Spor konularında sadece haber vermekle yetinilmez, araştırmalar yapılır ve bunlar da medyada yayınlanırdı. Dahası, TRT ve gazetelerde branşlaşma (ihtisaslaşma) vardı. Bu nedenle, yazarlar ve muhabirler takip ettikleri spor dallarında bilgi sahibiydiler. Yazdıkları okunur ve ciddiye alınırdı. Eleştirilen bir spor adamı ya da bir sporcu bundan etkilenirdi. Çünkü, haberin ya da yorumun inandırıcılığı vardı. Medya gerçek manada spor üzerinde etkiliydi. Yazılanların gerçek olması, kamuoyunda medyanın güçlenmesi sonucunu doğuruyordu.
Görsel medyada (Televizyonlarda) son senelerde hızlı ama disiplinsiz ve bilinçsiz çoğalmalar oldu; sayıları hayli arttı. Ancak buralarda görev yapacak yetişmiş elit eleman sayısının yeterli olmayışı nedeniyle kalite düştü. Yazılı medyada da (gazeteler) benzer artışlar olduğundan spor haberinde de kalite düştü. Masa başı asparagas (Uydurma ve sansasyonel) haberler ön plana çıkmaya, magazin haberleriyle spor haberleri iç içe girmeye başladı. Spor kendine özgü özel yapısından uzaklaşarak, televole tipi programların da artmasıyla magazine malzeme olmaya başladı.

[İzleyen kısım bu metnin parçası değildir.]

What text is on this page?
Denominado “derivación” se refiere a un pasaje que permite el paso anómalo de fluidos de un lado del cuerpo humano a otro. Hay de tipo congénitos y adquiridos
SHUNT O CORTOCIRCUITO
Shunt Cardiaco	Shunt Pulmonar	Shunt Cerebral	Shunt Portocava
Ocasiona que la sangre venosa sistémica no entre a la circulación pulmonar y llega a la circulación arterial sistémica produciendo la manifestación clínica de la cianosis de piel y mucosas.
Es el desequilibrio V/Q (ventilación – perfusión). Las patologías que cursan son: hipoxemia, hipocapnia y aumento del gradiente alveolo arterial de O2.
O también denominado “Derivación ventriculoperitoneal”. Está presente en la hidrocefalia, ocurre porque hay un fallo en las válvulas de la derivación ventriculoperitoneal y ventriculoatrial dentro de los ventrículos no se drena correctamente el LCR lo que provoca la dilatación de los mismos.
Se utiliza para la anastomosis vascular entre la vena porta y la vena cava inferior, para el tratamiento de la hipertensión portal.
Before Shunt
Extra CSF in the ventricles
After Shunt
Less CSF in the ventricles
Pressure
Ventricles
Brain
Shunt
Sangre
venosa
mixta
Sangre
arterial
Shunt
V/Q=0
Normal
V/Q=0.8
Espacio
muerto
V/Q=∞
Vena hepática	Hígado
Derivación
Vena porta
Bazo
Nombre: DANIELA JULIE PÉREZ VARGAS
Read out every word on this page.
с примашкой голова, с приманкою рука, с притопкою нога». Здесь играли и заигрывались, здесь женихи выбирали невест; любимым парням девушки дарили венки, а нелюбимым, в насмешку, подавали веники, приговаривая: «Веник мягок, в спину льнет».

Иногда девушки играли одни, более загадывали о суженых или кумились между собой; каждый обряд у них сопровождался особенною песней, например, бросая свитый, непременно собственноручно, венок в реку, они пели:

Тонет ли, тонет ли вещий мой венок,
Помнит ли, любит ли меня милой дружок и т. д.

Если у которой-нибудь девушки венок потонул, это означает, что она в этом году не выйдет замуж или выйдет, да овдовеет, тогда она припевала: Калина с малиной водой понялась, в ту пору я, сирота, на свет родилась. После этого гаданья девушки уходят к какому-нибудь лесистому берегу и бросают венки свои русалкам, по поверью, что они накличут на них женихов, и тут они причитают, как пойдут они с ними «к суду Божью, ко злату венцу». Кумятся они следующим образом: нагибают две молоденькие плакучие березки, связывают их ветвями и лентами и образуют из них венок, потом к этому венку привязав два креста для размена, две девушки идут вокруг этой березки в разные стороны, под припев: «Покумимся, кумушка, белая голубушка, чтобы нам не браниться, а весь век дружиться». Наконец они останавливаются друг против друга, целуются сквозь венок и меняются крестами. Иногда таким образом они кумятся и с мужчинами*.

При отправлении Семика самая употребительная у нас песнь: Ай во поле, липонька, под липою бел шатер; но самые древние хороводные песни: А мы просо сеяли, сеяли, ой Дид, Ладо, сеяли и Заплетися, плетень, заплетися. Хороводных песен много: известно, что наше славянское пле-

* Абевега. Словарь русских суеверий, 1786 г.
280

Böylelikle, televizyon ve gazeteler inandırıcılıklarını yitirmeye başladılar. İhtisaslaşmadan uzaklaşıldı; her şey futbolun etrafında dönmeye ve yoğunlaşmaya başladı. Rahmetli Turgut Özal’ın futbolu özerk hale getirmesiyle birlikte bu spor dalı ahtapotun kolları gibi uzadı ve öteki spor dallarını yutmaya başladı. Medyadaki rekabetin artışı da beraberinde reyting kaygısını getirdi. Gazetecilik kökeni olmayan patronların sahip oldukları medya kuruluşları, haberciliği bir kenara bırakıp reyting uğruna ticari kafayla hareket edip, sporun da buna alet edilmesine seyirci kaldılar. Özellikle eski hakemler, eski teknik adamlar, eski idareciler ve eski futbolcuların yorumculuğa başlamalarıyla iş iyice çığırından çıktı. Gazeteler ve televizyonlar, sadece “Futbolun sihirli gücüne” tutundular. Futbolu yazdılar, futbolu yayınladılar, futbolu konuştular…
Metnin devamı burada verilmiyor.